Formation of Alfvénic resonance layers in magnetic reconnection

Abstract

In the framework of two-dimensional incompressible MHD, we investigate the formation of Alfvénic resonance layers with different super-Alfvénic shear flows. It is found that Alfvénic resonance layers are formed in the inflow region for the cases with the shear flow thickness larger than the current sheet thickness. The Alfvénic layers exist at where the flow velocity is equal to the local Alfvén speed and slowly drift away from the current sheet region as a magnetic island develops. The ratio (D) between the separation of the Alfvénic resonance layers and the current sheet thickness plays a crucial role on magnetic reconnection.
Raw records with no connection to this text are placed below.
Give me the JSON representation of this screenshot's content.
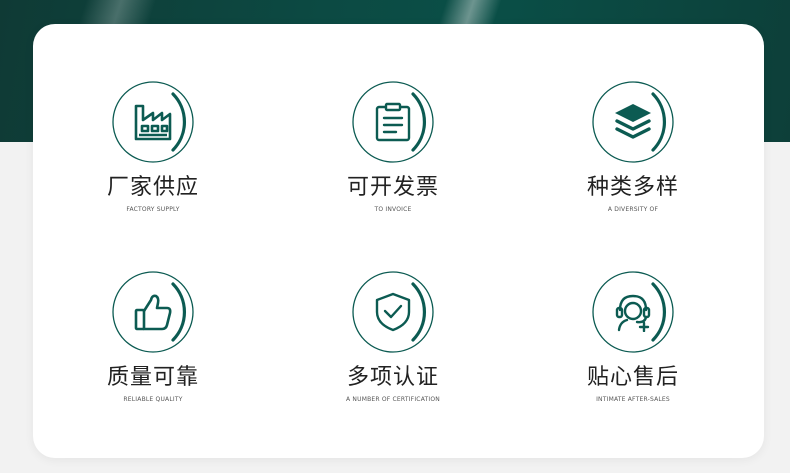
{
  "colors": {
    "accent": "#0c5b52",
    "hero": "#0c4a43",
    "card": "#ffffff",
    "title": "#222222"
  },
  "features": [
    {
      "icon": "factory-icon",
      "title": "厂家供应",
      "subtitle": "FACTORY SUPPLY"
    },
    {
      "icon": "clipboard-icon",
      "title": "可开发票",
      "subtitle": "TO INVOICE"
    },
    {
      "icon": "layers-icon",
      "title": "种类多样",
      "subtitle": "A DIVERSITY OF"
    },
    {
      "icon": "thumbs-up-icon",
      "title": "质量可靠",
      "subtitle": "RELIABLE QUALITY"
    },
    {
      "icon": "shield-check-icon",
      "title": "多项认证",
      "subtitle": "A NUMBER OF CERTIFICATION"
    },
    {
      "icon": "customer-service-icon",
      "title": "贴心售后",
      "subtitle": "INTIMATE AFTER-SALES"
    }
  ]
}
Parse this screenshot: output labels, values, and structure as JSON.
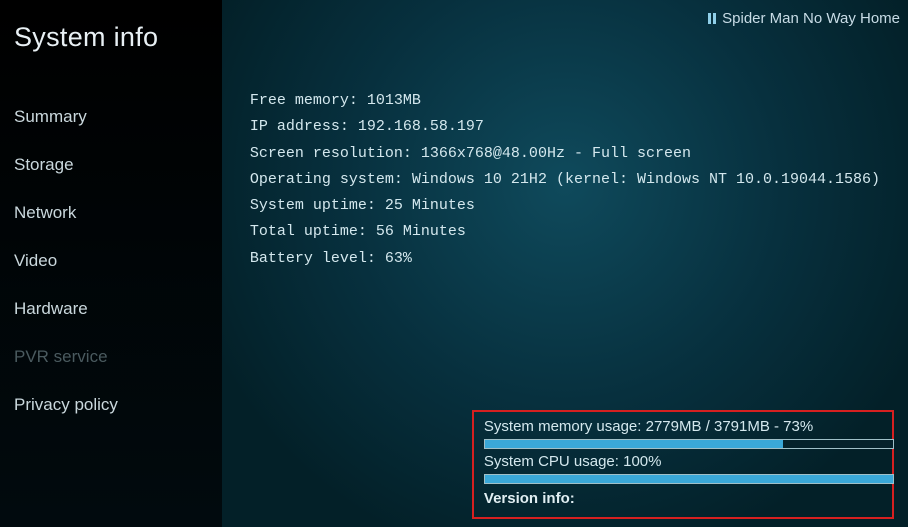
{
  "page_title": "System info",
  "now_playing": "Spider Man No Way Home",
  "sidebar": {
    "items": [
      {
        "label": "Summary",
        "disabled": false
      },
      {
        "label": "Storage",
        "disabled": false
      },
      {
        "label": "Network",
        "disabled": false
      },
      {
        "label": "Video",
        "disabled": false
      },
      {
        "label": "Hardware",
        "disabled": false
      },
      {
        "label": "PVR service",
        "disabled": true
      },
      {
        "label": "Privacy policy",
        "disabled": false
      }
    ]
  },
  "info": {
    "free_memory": "Free memory: 1013MB",
    "ip_address": "IP address: 192.168.58.197",
    "screen_resolution": "Screen resolution: 1366x768@48.00Hz - Full screen",
    "operating_system": "Operating system: Windows 10 21H2 (kernel: Windows NT 10.0.19044.1586)",
    "system_uptime": "System uptime: 25 Minutes",
    "total_uptime": "Total uptime: 56 Minutes",
    "battery_level": "Battery level: 63%"
  },
  "usage": {
    "memory_label": "System memory usage: 2779MB / 3791MB - 73%",
    "memory_percent": 73,
    "cpu_label": "System CPU usage: 100%",
    "cpu_percent": 100
  },
  "version_label": "Version info:"
}
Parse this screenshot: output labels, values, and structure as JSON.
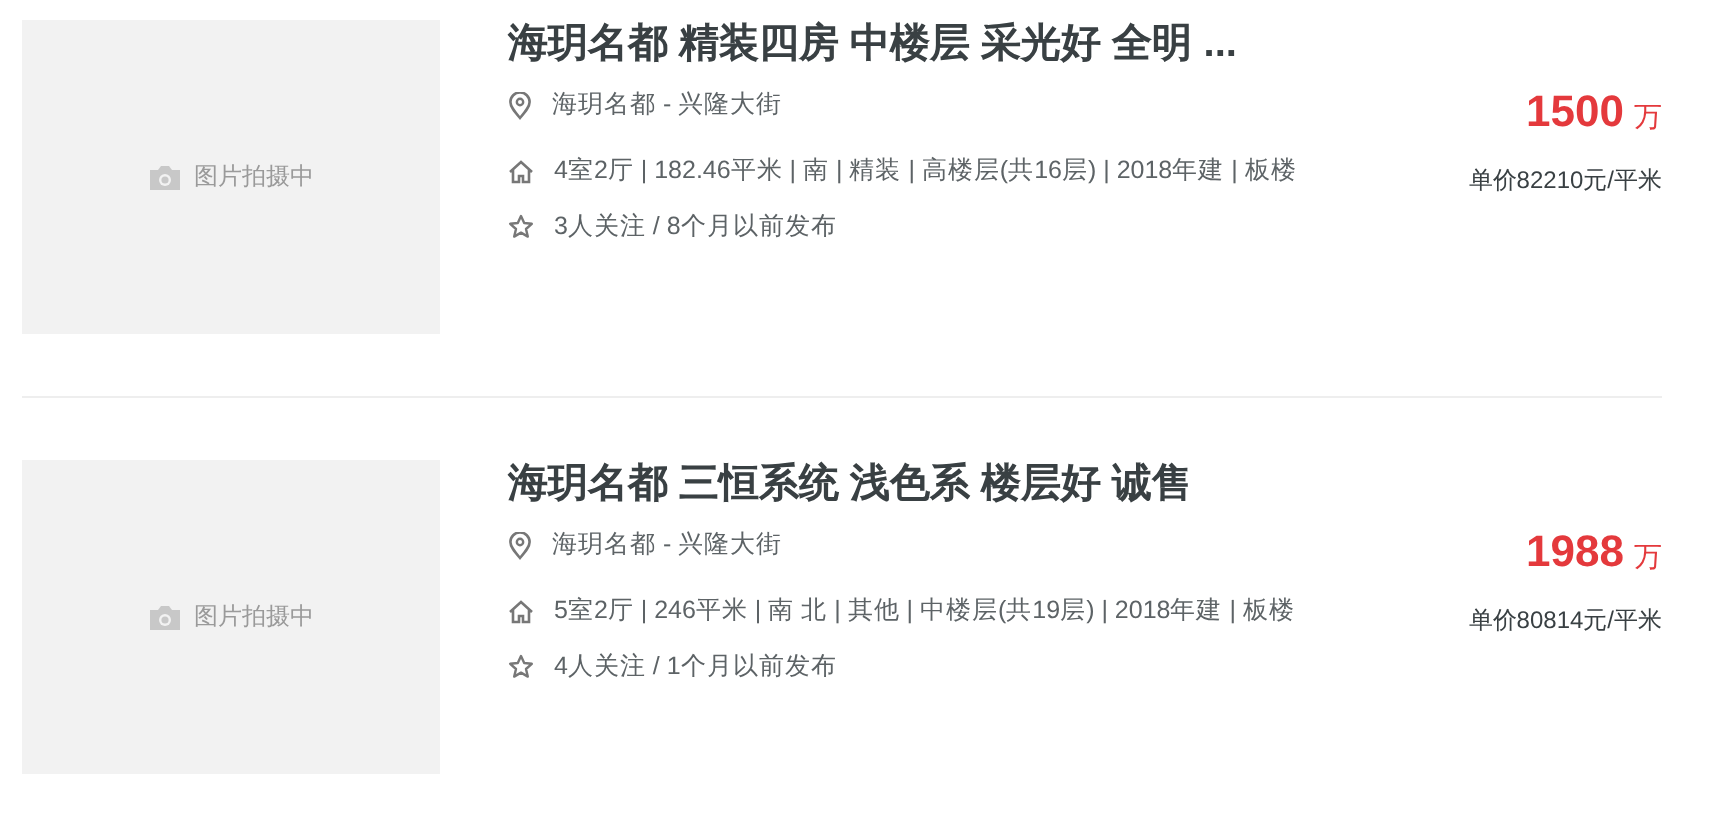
{
  "listings": [
    {
      "photo_placeholder": "图片拍摄中",
      "title": "海玥名都 精装四房 中楼层 采光好 全明 ...",
      "location": "海玥名都 - 兴隆大街",
      "details": "4室2厅 | 182.46平米 | 南 | 精装 | 高楼层(共16层) | 2018年建 | 板楼",
      "followers": "3人关注 / 8个月以前发布",
      "total_price": "1500",
      "price_unit": "万",
      "unit_price": "单价82210元/平米"
    },
    {
      "photo_placeholder": "图片拍摄中",
      "title": "海玥名都 三恒系统 浅色系 楼层好 诚售",
      "location": "海玥名都 - 兴隆大街",
      "details": "5室2厅 | 246平米 | 南 北 | 其他 | 中楼层(共19层) | 2018年建 | 板楼",
      "followers": "4人关注 / 1个月以前发布",
      "total_price": "1988",
      "price_unit": "万",
      "unit_price": "单价80814元/平米"
    }
  ]
}
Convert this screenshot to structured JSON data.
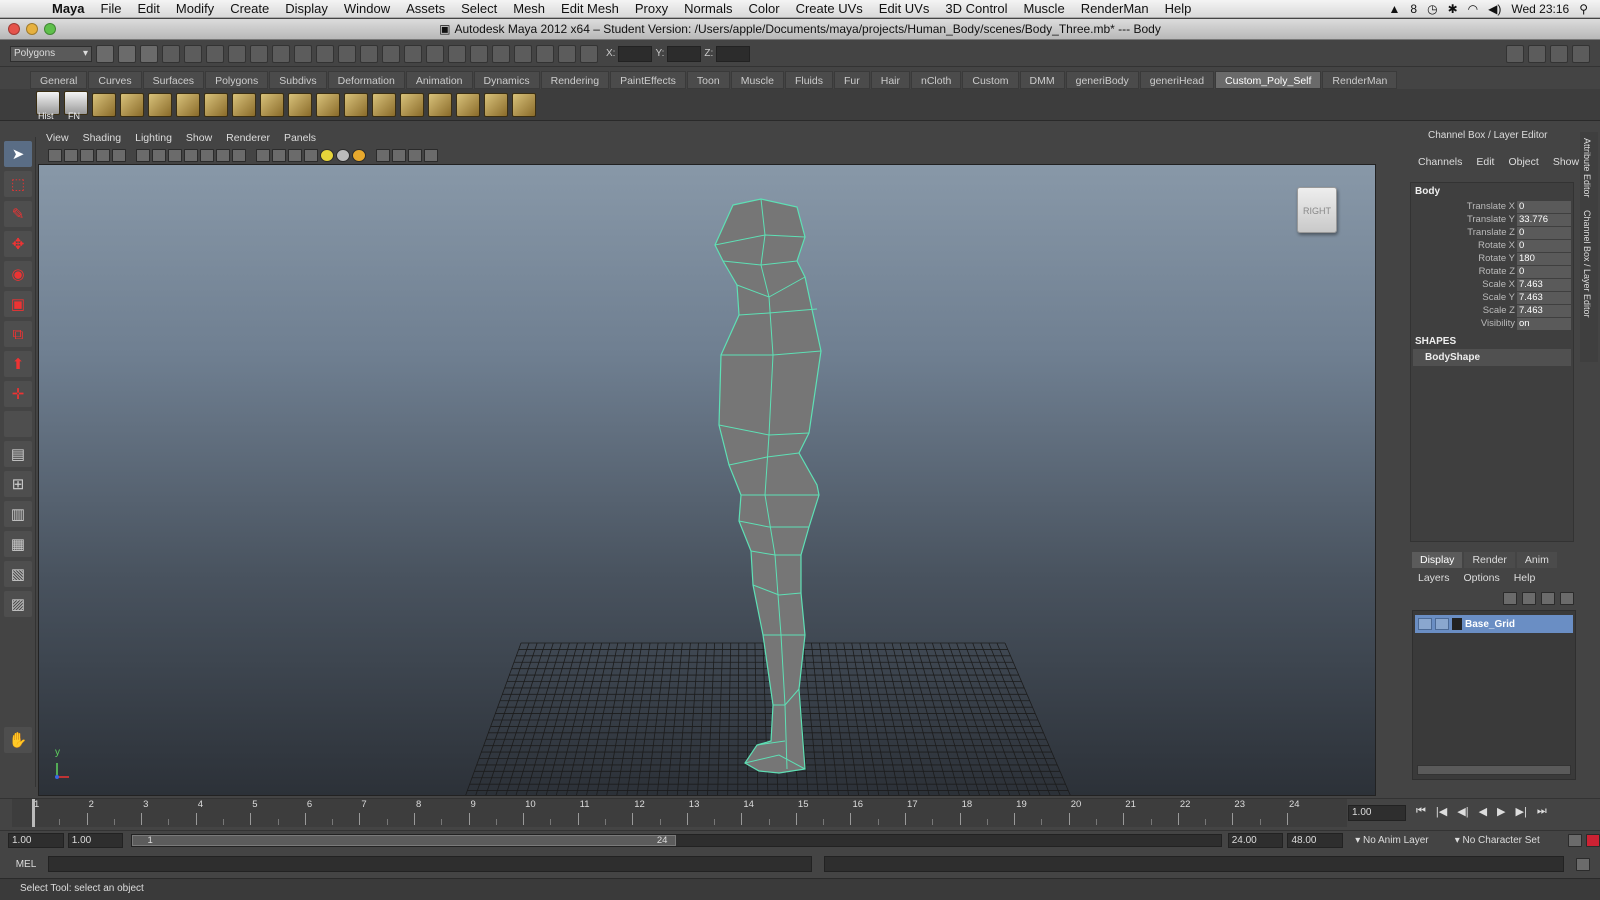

It is found that D ∼ 3 is a critical value, which is about the saturated size of a magnetic island in magnetic reconnection without super-Alfvénic shear flow. For D < 3, the super-Alfvénic shear flow shows mainly a suppressing effect on magnetic reconnection and the peaked reconnection rate drops below the rate without a super-Alfvénic shear flow. When D > 3, the boosting effect of Kelvin-Helmholtz instability surpasses the suppressing effect by Alfvénic resonance and the peaked reconnection rate is larger than that without a super-Alfvénic shear flow. For D ∼ 5, the super-Alfvénic shear flow gives rise to a strongest boosting effect on magnetic reconnection. Possible applications are briefly discussed.